Nel giorno più lungo dell’anno, in cui il sole sembra fermare la sua corsa, in tutta Europa si festeggia la Musica. Anche quest’anno il 21 giugno (ore 21.15) la Scuola partecipa alla Festa, con l’Orchestra Giovanile Italiana generosamente guidata dal direttore artistico della Scuola Alexander Lonquich

per offrire ai giovani musicisti ed al pubblico degli appassionati una straordinaria occasione; ospiti dell’Estate Fiesolana, Lonquich e la Giovanile omaggeranno al Teatro Romano Igor Stravinskij, nel cinquantesimo anniversario della morte, ed il sempiterno genio beethoveniano.

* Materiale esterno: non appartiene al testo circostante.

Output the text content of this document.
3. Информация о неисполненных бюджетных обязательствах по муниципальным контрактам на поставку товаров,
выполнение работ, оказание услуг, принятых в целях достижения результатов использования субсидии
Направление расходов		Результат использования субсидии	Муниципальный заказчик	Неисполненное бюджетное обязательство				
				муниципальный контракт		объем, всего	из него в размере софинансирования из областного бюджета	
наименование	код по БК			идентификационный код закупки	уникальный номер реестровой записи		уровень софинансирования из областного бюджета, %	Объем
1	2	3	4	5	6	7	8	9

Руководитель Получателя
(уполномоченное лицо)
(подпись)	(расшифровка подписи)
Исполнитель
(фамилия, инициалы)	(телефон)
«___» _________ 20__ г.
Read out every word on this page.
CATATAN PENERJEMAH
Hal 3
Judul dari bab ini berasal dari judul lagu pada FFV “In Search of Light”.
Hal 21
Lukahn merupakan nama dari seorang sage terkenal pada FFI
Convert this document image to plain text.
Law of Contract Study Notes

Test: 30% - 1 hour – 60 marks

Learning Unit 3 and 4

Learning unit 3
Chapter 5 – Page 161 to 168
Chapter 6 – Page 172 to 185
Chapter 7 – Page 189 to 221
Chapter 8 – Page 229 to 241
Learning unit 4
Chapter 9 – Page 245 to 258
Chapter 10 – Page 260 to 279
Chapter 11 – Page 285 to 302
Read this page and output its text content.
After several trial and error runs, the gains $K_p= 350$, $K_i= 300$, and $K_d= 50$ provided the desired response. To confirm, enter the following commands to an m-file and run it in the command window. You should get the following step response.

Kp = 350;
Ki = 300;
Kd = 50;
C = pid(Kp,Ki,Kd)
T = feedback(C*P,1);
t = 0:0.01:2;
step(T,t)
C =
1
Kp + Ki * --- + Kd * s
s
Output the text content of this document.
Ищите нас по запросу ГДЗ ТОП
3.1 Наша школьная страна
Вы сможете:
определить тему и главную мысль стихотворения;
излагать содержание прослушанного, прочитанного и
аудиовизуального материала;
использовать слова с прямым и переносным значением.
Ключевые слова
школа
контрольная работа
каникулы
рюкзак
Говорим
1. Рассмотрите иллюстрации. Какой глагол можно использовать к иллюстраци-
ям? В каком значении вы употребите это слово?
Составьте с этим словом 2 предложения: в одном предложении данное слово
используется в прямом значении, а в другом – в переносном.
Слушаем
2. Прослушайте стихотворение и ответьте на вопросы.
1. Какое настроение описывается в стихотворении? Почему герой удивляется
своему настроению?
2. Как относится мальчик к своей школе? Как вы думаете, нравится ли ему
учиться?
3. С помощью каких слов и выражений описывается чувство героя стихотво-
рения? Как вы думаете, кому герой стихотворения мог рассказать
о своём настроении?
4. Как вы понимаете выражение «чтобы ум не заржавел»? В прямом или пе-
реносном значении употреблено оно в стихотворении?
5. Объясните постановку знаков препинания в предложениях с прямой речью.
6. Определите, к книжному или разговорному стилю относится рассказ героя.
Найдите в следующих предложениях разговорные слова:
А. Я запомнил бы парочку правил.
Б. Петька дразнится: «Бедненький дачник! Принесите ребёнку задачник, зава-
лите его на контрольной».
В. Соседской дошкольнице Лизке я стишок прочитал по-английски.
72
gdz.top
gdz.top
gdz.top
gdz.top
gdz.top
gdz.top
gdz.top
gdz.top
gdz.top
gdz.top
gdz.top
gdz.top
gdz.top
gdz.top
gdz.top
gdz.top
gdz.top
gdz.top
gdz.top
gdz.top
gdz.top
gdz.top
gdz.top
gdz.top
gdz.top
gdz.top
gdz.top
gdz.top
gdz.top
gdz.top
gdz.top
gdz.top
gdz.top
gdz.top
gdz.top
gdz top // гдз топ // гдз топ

Di Stravinskij ascolteremo la Suite da concerto che l’autore trasse nel 1949 dal suo balletto Pulcinella, pietra miliare di quello stile neoclassico che il compositore russo seppe incarnare con genialità inarrivabile. Il materiale settecentesco - allora attribuito interamente a Giovanni Battista Pergolesi - rivive nella scrittura stravinskijana con spiazzante modernità, saldando il passato della grande scuola napoletana col presente della più originale avanguardia.

La conclusione è affidata alla Seconda Sinfonia di Beethoven, concepita nei primissimi anni del 1800, in cui il compositore matura la decisione di abbandonare l’attività dei concerti per l’intensificarsi della sordità. La comprensibile disperazione umana moltiplica le possibilità espressive e le energie creative beethoveniane, sorprendendo non poco il pubblico viennese al debutto, nel 1803.